L’ultima è la Analambanalambana karuna, cioè la Compassione che riconosce il Vuoto, “shunyata”,  come caratteristica della realtà.

Chandrakirti pone altresì l’accento sul potere del donare, dana, come azione virtuosa sia per coloro che lo fanno per compassione, sia per coloro che ne sono estranei. Il donare porta felicità che conduce al secondo stadio dei Bhumi, quello “Senza macchia” e dove l’osservanza dell’Etica porta all’astensione delle sette azioni negative.

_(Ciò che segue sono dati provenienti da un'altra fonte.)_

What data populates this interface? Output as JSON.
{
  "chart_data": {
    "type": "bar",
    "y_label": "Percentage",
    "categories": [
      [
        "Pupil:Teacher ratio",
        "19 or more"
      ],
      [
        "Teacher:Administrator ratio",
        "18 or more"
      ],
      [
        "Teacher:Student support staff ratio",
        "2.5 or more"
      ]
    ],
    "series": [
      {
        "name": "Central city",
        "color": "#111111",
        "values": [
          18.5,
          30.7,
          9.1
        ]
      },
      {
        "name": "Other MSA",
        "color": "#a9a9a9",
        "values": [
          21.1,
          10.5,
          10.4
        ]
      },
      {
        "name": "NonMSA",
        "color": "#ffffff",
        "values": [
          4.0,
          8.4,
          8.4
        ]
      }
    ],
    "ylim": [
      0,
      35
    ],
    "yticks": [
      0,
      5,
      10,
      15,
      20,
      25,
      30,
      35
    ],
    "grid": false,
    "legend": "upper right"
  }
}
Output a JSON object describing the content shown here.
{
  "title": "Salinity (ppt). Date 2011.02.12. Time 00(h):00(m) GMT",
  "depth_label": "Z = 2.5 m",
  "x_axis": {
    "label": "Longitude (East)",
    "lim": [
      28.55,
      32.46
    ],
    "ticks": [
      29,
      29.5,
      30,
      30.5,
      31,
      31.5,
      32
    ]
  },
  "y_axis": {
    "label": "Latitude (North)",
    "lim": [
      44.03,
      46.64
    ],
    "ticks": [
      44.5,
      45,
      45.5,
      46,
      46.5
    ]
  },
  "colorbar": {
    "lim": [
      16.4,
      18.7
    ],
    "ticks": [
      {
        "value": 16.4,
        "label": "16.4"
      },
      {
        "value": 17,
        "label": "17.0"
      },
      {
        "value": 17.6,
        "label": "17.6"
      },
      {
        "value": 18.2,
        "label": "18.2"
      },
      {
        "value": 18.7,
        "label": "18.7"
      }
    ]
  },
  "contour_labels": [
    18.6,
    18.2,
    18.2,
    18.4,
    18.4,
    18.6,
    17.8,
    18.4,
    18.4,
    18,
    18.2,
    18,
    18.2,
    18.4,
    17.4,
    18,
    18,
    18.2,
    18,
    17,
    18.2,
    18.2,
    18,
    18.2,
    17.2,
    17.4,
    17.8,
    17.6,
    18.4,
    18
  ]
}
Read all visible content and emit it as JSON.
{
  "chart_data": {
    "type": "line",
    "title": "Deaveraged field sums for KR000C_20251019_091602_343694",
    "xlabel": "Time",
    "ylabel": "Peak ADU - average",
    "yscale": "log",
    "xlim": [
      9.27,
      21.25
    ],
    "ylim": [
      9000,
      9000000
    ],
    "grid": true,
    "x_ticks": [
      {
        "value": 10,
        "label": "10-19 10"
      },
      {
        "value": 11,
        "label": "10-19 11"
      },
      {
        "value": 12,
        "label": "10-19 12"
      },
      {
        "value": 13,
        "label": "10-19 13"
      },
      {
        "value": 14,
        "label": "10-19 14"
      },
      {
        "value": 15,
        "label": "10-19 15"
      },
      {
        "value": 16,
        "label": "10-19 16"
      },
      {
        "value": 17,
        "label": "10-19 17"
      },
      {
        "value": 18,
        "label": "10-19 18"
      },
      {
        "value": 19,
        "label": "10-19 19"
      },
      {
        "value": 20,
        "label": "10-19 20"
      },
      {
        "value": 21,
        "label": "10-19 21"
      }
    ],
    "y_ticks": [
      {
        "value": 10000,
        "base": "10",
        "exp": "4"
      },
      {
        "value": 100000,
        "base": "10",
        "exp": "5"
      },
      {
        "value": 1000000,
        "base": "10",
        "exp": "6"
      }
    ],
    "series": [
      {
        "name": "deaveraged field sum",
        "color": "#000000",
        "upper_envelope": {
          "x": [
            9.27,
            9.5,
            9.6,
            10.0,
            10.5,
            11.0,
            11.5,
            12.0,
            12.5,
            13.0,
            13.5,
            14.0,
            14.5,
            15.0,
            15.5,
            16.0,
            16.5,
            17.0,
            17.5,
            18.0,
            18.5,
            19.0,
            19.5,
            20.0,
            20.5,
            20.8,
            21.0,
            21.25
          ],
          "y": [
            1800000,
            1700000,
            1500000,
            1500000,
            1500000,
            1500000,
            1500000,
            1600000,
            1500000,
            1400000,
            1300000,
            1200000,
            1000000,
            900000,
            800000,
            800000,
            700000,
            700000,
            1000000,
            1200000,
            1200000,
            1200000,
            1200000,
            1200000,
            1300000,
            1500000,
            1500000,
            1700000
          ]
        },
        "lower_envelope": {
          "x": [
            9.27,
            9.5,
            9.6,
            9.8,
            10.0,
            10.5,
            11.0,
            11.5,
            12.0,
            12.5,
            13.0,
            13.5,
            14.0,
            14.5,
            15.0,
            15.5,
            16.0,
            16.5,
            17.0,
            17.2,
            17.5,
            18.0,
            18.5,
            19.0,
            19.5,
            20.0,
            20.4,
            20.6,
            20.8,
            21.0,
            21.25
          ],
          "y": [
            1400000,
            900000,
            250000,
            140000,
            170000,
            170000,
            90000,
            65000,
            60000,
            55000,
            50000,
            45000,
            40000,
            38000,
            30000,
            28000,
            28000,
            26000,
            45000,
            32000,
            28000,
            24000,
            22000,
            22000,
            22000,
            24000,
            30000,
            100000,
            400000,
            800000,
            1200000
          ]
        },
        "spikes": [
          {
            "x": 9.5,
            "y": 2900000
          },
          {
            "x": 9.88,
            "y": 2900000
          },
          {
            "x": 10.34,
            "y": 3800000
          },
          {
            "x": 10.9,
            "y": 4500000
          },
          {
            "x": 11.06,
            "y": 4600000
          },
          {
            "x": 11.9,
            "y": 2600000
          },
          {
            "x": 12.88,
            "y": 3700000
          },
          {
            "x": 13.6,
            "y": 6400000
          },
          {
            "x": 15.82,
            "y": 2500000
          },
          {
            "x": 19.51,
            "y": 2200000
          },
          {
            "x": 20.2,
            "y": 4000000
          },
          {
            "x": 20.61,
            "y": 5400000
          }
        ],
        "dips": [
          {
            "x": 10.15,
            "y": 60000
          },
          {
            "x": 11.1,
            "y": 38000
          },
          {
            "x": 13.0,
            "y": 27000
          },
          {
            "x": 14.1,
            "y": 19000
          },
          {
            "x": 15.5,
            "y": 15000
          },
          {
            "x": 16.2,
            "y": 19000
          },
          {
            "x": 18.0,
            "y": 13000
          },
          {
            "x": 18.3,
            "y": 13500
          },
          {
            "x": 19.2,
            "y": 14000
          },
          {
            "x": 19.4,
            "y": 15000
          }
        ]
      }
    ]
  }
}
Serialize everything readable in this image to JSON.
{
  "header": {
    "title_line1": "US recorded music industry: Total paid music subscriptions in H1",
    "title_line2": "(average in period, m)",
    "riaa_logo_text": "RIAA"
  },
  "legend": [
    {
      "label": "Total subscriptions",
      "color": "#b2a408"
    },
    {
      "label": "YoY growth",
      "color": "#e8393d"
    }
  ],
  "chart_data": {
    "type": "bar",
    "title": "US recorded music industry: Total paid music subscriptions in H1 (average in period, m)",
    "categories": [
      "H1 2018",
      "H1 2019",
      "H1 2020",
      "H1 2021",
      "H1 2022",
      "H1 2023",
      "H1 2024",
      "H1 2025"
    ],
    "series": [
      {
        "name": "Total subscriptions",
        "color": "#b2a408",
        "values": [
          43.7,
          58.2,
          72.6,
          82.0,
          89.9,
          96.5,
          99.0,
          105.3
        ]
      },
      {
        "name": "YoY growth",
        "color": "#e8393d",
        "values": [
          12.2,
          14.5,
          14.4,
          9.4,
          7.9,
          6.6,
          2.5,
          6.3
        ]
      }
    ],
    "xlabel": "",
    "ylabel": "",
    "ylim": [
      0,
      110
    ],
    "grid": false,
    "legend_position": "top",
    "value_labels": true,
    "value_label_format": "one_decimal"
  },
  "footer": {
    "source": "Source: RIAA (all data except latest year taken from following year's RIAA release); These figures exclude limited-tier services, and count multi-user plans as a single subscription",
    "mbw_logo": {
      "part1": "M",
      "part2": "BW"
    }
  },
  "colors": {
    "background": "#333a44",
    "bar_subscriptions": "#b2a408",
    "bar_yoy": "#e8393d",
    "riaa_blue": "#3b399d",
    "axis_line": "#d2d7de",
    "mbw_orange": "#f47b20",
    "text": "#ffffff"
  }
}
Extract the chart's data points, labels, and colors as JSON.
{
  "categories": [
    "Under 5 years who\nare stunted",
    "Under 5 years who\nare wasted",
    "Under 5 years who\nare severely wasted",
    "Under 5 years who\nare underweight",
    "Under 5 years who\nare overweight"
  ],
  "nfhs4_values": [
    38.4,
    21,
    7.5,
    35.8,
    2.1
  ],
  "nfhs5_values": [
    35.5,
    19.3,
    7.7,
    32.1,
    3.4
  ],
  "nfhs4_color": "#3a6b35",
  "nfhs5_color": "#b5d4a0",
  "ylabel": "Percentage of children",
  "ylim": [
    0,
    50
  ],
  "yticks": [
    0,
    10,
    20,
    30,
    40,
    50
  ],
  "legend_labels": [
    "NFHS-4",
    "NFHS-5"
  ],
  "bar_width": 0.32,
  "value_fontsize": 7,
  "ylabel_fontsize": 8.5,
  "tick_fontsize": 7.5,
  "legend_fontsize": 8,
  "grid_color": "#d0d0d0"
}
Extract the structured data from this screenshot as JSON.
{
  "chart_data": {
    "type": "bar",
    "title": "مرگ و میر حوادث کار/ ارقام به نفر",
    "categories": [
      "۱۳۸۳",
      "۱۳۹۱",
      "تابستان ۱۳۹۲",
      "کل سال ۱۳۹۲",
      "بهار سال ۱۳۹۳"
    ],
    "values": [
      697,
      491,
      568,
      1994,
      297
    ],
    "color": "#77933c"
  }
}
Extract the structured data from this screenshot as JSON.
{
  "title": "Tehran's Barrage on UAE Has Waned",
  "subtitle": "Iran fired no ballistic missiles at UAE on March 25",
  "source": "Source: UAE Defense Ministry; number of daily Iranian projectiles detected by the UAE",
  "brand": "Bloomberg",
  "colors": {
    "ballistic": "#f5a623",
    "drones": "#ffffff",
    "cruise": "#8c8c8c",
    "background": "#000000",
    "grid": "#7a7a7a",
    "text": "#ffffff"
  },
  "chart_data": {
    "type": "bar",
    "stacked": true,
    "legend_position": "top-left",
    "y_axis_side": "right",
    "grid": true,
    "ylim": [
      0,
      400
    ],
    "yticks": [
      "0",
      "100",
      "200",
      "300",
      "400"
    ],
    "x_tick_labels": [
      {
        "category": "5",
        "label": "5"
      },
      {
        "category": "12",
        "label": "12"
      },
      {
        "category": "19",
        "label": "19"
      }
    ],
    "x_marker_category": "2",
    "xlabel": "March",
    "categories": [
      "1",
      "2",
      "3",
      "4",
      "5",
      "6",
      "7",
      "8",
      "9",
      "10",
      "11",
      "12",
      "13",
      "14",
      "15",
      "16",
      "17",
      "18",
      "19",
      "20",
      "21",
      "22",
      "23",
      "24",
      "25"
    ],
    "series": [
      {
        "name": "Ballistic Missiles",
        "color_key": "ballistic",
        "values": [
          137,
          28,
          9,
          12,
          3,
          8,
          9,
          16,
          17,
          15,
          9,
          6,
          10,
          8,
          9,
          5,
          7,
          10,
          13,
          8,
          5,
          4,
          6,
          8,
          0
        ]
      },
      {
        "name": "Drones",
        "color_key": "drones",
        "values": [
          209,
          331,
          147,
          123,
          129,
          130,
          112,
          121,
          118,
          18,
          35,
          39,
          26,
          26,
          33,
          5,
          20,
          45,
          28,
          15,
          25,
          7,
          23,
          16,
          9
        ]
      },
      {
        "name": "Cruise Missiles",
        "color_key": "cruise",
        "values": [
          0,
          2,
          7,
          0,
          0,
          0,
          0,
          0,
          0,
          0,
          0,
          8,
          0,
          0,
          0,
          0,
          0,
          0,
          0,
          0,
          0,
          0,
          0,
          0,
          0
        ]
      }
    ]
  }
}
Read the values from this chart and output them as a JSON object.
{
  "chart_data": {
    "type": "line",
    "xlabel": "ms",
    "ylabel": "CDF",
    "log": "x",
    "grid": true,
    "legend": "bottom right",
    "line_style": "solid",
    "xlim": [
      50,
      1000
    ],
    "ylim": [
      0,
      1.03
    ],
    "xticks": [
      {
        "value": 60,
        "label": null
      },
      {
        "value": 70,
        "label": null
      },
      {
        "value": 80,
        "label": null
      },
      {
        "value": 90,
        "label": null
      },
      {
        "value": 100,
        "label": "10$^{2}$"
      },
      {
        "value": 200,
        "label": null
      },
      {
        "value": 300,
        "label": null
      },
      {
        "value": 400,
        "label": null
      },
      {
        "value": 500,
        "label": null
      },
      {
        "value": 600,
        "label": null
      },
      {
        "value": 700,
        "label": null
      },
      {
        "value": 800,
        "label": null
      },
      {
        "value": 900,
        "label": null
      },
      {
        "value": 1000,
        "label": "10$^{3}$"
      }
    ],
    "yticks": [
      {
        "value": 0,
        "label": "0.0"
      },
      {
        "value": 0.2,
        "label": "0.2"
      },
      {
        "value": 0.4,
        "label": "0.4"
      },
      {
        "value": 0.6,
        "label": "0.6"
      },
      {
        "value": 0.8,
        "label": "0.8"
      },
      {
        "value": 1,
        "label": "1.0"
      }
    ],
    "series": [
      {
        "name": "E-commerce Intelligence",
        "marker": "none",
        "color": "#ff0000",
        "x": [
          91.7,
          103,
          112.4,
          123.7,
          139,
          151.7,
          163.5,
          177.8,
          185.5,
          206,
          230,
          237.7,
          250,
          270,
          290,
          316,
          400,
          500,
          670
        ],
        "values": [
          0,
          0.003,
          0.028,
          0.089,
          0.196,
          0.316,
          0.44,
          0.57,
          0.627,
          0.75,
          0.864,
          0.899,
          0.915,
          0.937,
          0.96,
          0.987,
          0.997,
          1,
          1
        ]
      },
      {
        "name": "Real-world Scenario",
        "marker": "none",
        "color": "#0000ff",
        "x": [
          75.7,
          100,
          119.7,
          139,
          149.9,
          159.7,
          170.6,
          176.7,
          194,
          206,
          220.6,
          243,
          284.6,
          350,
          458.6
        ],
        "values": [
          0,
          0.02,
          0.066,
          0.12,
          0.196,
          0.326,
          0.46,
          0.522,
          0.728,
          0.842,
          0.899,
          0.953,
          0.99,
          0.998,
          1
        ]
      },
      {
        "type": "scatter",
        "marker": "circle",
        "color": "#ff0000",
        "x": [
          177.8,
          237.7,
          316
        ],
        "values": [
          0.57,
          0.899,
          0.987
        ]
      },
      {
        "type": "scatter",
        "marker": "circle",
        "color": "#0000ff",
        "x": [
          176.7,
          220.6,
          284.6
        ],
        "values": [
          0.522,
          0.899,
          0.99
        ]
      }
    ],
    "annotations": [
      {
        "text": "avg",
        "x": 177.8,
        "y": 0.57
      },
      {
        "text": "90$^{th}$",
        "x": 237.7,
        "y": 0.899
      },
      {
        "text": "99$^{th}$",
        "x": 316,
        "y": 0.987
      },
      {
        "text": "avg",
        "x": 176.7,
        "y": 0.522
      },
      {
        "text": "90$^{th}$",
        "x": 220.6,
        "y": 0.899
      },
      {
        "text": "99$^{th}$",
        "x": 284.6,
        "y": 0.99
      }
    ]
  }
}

Il Supplemento alla Via di Mezzo, Madhyamakavatara, tenta di proporre una spiegazione comprensibile della realtà convenzionale e della realtà ultima e mostra le differenze tra la visione Prasangika e quelle delle altre scuole, come la Svatantrika e la Cittamatra.

Rispetto ai Madhyamika Svatantrika, i Prasangika non accettano la vera esistenza dei fenomeni, nemmeno della più piccola particella, affermando che l’afferrarsi alla vera esistenza è un impedimento alla Liberazione. Inoltre sostengono che gli Arya realizzano la mancanza di sé dei fenomeni.

Rispetto ai Cittamatra i Prasangika accettano l’esistenza di fenomeni esterni, ma non accettano l’esistenza dell’autoconoscitore e neanche della coscienza base o coscienza deposito “alayavijnana”

In più affermano che la disintegrazione è una proprietà dei fenomeni e forniscono una presentazione speciale dei tre tempi.

Quando Tsong Khapa darà in Tibet nuova vita alla tradizione buddhista si ispirerà principalmente agli scritti di Nagarjuna e Chandrakirti nel costituire il cuore della filosofia della scuola Gelugpa.

Se Nagarjuna è da considerare come il fondatore della Madhyamika, Chandrakirti è a tutti gli effetti il vero iniziatore della grande scuola Madhyamaka Prasangika nella sua più rigorosa e sublime espressione.